Texture and color are powerful attributes for matching points. For example, a green traffic light may appear in different positions in each image, enabling point matching.
Having 2 eyes offers us disparity, as do 2 cameras or images. Known as **binocular stereopsis**, when we superimpose both images, they give us a 3D view. If we can work out the disparity, we can calculate depth. When our camera is moving, **the disparity in the optical flow allows us to extract valuable information**, such as the scene’s geometry.
Real-world applications of computer vision
The potential application for computer vision is truly vast. AIs that can model and represent images successfully can help us understand what people are doing. Such knowledge can help change how AIs interact with them, with systems becoming more responsive to our behavior. Buildings can better monitor existing behavior and anticipate what people will do next, manage resources, produce supportive environments, and save energy and costs.
The capacity to link pictures and words provides opportunities for improved online searching, captioning for the visually impaired, and the ability to answer questions regarding an image, such as *“Is it raining?”*. Indeed Facebook, since rebranded as Meta, has used a billion pictures taken from Instagram to become better at identifying specific images searched for. Don’t we all love a cute kitten?
When we have a large collection of images, even if not paired, we can combine them to recreate a scene, object, or even reconstruct how a town looks from a series of tourist photos. It is not hard to imagine its potential use to recreate damaged buildings or art digitally, provide the design for their rebuild in the real world, or produce a visual map for a rescue operation.
The potential for misuse
Computer vision has incredible potential – much of which remains untapped and unimagined. And yet, it has the power to be misused by corporations, individuals, and even governments to mislead, subverting the truth by creating false realities.

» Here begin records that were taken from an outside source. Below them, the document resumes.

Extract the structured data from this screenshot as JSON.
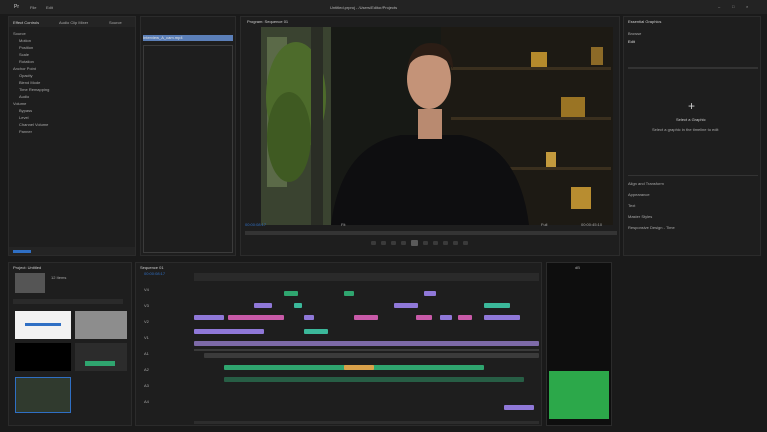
{
  "window": {
    "title": "Untitled.prproj - /Users/Editor/Projects",
    "menu_left": "Pr",
    "menu_items": [
      "File",
      "Edit"
    ],
    "controls": [
      "–",
      "□",
      "×"
    ]
  },
  "source_panel": {
    "tabs": [
      "Effect Controls",
      "Audio Clip Mixer",
      "Source"
    ],
    "rows": [
      "Source",
      "Motion",
      "Position",
      "Scale",
      "Rotation",
      "Anchor Point",
      "Opacity",
      "Blend Mode",
      "Time Remapping",
      "Audio",
      "Volume",
      "Bypass",
      "Level",
      "Channel Volume",
      "Panner"
    ]
  },
  "project_list": {
    "selected_item": "Interview_A_cam.mp4"
  },
  "program_monitor": {
    "title": "Program: Sequence 01",
    "timecode_left": "00:00:08:17",
    "timecode_right": "00:00:45:10",
    "fit": "Fit",
    "quality": "Full"
  },
  "essential_graphics": {
    "tabs": [
      "Essential Graphics",
      "Browse",
      "Edit"
    ],
    "empty_title": "Select a Graphic",
    "empty_hint": "Select a graphic in the timeline to edit",
    "plus_label": "+",
    "lower_rows": [
      "Align and Transform",
      "Appearance",
      "Text",
      "Master Styles",
      "Responsive Design - Time"
    ]
  },
  "project_panel": {
    "title": "Project: Untitled",
    "search_placeholder": "",
    "item_count": "12 Items",
    "thumbs": [
      "Graphic",
      "B-Roll",
      "Black Video",
      "Adjustment Layer",
      "Interview_A_cam"
    ]
  },
  "timeline": {
    "tab": "Sequence 01",
    "timecode": "00:00:08:17",
    "track_labels": [
      "V4",
      "V3",
      "V2",
      "V1",
      "A1",
      "A2",
      "A3",
      "A4"
    ]
  },
  "audio_meter": {
    "label": "dB",
    "level": 0.32
  },
  "colors": {
    "accent_blue": "#2f6fc4",
    "clip_green": "#2fa56f",
    "clip_pink": "#c85aa8",
    "clip_violet": "#8f78d8",
    "clip_teal": "#3bb89a",
    "meter_green": "#2ca84a"
  }
}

**Generative adversarial networks** (GANs) have the ability to create deepfakes – novel, sham photos and videos that look like someone famous but not real. Such synthetic media can be the ideal deception, with images shared across social media and used in celebrity pornography, fake news, and financial fraud.
And yet, not all uses are harmful, even if misleading. To make the Star Wars film Rogue One, Carrie Fisher’s face, then 60, was reinvented digitally to that of her 19-year-old self and superimposed on another actor’s body. Such deepfake techniques have allowed her character to live on even after the actress’s untimely death in 2016.